TOS Chat runs on the same language model as ChatGPT (GPT 4) but it has some added functionality that make it much better suited for handling legal documents.

Sources

ChatGPT doesn't provide sources for its answers. It also rarely admits to not knowing the answer to a question. The only way to be sure ChatGPT is not hallucinating in its answer is by reading the terms of service, which nobody wants to do. On the other hand, by storing legal documents in a vector database, TOS Chat can provide the exact quote it used to contextualize its answer.

Current information

The second downside of using ChatGPT for documents is that companies like to change their agreements. Since ChatGPT has knowledge cutoffs and doesn't operate on the most up to date data, it won't have access to the changes. However, since TOS Chat simply uses PDFs for information, it can always have the most up to date data on a company's collection practices.

How does TOS Chat work?

Let's take a closer look at the architecture of the TOS Chat system.

PDF Ingestion

Since GPT only accepts text as an input, I need to break the PDF of a document into its text content. I'll also need to break the text content up into chunks because GPT has a limit on the amount of tokens it can handle. A 'token' is a part of a word, like a syllable, and both the user's question and the AI's answer need to fit within the token limit. This token limit is way too low to think about pasting the entire document into the query, so only chunks that are relevant to the user's question should be added as context.

Text Splitting and Parsing

PDFs can be difficult to work with because they often contain elements like headers, footers, images, and tables which make parsing the text more challenging.

To resolve this, we first convert the PDF document into plain text so it looks similar to a markdown file. Then, we break the text into smaller units, a method called "chunking". In our case, we need to create chunks that are small enough to fit within the token limit of the GPT-4 model, but also large enough to contain meaningful information.

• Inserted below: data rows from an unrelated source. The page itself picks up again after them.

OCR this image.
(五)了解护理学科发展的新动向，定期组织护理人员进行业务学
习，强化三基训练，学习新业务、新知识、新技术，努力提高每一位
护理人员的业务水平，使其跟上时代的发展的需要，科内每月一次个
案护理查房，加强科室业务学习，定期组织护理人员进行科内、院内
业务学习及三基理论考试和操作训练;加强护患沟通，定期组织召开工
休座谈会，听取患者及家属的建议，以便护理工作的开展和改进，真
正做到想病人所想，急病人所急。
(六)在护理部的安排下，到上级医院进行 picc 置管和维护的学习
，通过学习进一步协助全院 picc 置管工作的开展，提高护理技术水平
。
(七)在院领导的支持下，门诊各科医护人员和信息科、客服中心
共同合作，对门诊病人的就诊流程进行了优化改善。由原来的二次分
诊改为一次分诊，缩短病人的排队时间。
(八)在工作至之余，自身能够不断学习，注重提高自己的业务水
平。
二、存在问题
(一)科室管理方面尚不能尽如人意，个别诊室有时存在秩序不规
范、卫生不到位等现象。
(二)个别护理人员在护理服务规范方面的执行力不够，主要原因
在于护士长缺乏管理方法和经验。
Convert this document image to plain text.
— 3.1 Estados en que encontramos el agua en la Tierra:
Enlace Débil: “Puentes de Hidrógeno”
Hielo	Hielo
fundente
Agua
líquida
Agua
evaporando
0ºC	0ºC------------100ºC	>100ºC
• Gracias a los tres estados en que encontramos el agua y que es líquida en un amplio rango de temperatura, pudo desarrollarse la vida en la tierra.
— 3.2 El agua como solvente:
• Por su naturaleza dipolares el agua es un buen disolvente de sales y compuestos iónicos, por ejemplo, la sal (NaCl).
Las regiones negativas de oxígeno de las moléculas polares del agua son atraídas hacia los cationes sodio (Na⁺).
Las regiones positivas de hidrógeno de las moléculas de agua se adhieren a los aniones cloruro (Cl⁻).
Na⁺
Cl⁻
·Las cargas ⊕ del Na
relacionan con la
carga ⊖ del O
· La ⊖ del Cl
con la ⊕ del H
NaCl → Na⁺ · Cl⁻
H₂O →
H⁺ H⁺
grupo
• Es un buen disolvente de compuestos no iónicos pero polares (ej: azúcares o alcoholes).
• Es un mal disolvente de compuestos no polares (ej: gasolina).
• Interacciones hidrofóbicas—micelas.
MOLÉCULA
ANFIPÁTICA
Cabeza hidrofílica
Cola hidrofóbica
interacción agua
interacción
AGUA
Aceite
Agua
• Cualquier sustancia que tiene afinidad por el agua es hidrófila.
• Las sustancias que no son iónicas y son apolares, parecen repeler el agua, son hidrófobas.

I chose to chunk the text every 800 characters, but that number is somewhat arbitrary. As long as you’re getting at least a couple sentences in each chunk, it’ll be okay.

Creating LangChain Documents

The next step is to convert these chunks of text into LangChain "documents". LangChain is a framework that makes interacting with LLM (Large Language Model) APIs easier. A LangChain “document” is a format for storing chunked text.

The chunked text is stored along with metadata that helps trace it back to its origin in the parent document.

Uploading Text Chunks to Pinecone

semantic-search

Before the text chunks are uploaded to the database, they need to be converted to vectors. I do this with OpenAI’s text-embedding-ada-002 model, which generates an embedding for each text chunk. Embeddings are 1536 dimension vectors that try to extract the “meaning” of the provided text. Every embedding has 1536 dimensions, regardless of the length of the source text. Our new embeddings are then uploaded to Pinecone (a cloud vector store).

Pinecone is searched by comparing a query vector to the stored vectors using cosine similarity (or other norms). This is better than a traditional database because it will find chunks that are related in meaning to the user's question instead of in format.

Each embedding is stored in Pinecone under a namespace corresponding to its parent PDF document. This architecture isolates searches to specific documents, making the system highly efficient and scalable.

index

Now, when a user asks a question about a specific TOS document, we can search the corresponding namespace in Pinecone for the most relevant LangChain documents, send these documents to GPT-4, and get an accurate, sourced answer in return.